Your guide to one of the best trekking spots in town.


Sidab Coastal Trek is a trek off the mountains from the fishing village of Sidab, adjacent to Old Muscat. The trek takes you through the mountains and rugged coastline of the village, passing through many gorgeous beachheads and hills with stunning views throughout, including distant views of the Al Bustan Palace Hotel, and outlines of Muscat Bay in Qantab if you squint enough. The trek isn’t straightforward and easy to navigate, with loose rocks and steep slopes increasing risk of falling down the cliff, but it is one that I really enjoyed and combines the best of Muscat’s stunning coastline, beaches and mountain. It is especially remarkable for how remote it feels while being almost adjacent to the Al Alam Palace.

I am sure I am not the only one whose mind keeps wandering off whenever I am driving through Old Muscat and Muttrah, thinking about the beautiful mountains surrounding the small neighbourhoods and houses, and what would be the view from up there, or off that old watchtower. This has certainly been the case also whenever I drive through Sidab village. It was a pleasant surprise when friends told me about a trek through Sidab coastline and we eventually went to explore it together. The Sidab Coastline Trek did not disappoint, despite it starting at the old village cemetery and passing near a couple more (please be respectful and careful as you tread through those areas ensuring you do not disrupt the peace and keep to the small tracks through the graves as far as possible). The trek also gives you access to a couple of beautiful beaches that look perfect for snorkelling, including I am told is one of the oldest corals in Muscat coastline – but that is something I did not get the chance to do (yet). 

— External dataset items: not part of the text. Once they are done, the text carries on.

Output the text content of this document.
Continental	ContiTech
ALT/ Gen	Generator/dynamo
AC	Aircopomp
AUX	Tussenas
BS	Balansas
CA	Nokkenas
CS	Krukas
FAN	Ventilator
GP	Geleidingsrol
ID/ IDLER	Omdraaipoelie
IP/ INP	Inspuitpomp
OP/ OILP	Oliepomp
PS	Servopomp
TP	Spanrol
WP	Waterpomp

Sidab Coastal Trek Considerations:

Sidab Coastal Trek goes through a couple of rugged mountain passes that are quite steep and on really loose and sharp rocks, so it is not suitable for everyone and I do not recommend taking your kids, grandmothers or younger ones unless they are quite comfortable being outdoors and scrambling up and down steep slopes. The first part of the trek requires scrambling through a very steep gully, and you should space out your group as there is a risk of rockfall onto the people below so put sufficient spacing between each other. In addition, the rocks get particularly slippery at the coast side where the water and smooth boulders make it extremely difficult to walk – so take extra caution there and as always you should have appropriate footwear (hiking boots or something similar). 

The trek itself is not long, and the timing highly depends on how much of the coastline you want to explore – we trekked all the way to the restricted access area (as it is adjacent to the Al Alam Palace grounds) and it took about 3 hours in total. It can certainly be done in under two hours though.

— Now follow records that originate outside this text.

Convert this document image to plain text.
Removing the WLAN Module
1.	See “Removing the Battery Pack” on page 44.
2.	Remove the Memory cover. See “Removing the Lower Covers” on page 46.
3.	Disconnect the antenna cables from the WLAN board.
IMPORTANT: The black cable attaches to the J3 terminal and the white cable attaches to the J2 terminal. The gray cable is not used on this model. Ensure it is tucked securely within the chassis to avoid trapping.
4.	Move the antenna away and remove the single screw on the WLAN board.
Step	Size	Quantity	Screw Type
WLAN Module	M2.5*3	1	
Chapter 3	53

An important consideration in this trek is taking account of the tide risings as there are several beachheads you need to pass, and which can only be done at low tide – so make sure you check tide times in advance so that you can do the whole trek without being cut-off. If you feel like wanting to do your bit for the environment, do take a rubbish bag with you during the visit and try to pick-up whatever you can of the rubbish – unfortunately, the beaches here are full of rubbish and plastic that are washed out from the sea.

Please be respectful and considerate when passing through the cemeteries that you may encounter in this trek – the first one is almost inevitable as the trek path goes through it but you can walk adjacent to the mountainside to avoid the graves (many of which are unmarked) – while you can avoid the others completely unless you want to pay your respect. Remember, someone’s loved ones are there and you should be respectful and not disrupt their peace. Also, the trek is adjacent to the Al Alam Palace grounds – and it is strictly forbidden to proceed further beyond the sign indicating the palace properties – so please do not try to cross it.

Finally, if you happen to combine the trek with some snorkelling, then please make sure you are conservatively dressed by the time you reach the top of the ridge facing Sidab village, especially as you will have to walk through the local graveyard on your way out. Also please park in the main car park and not in front of any private houses.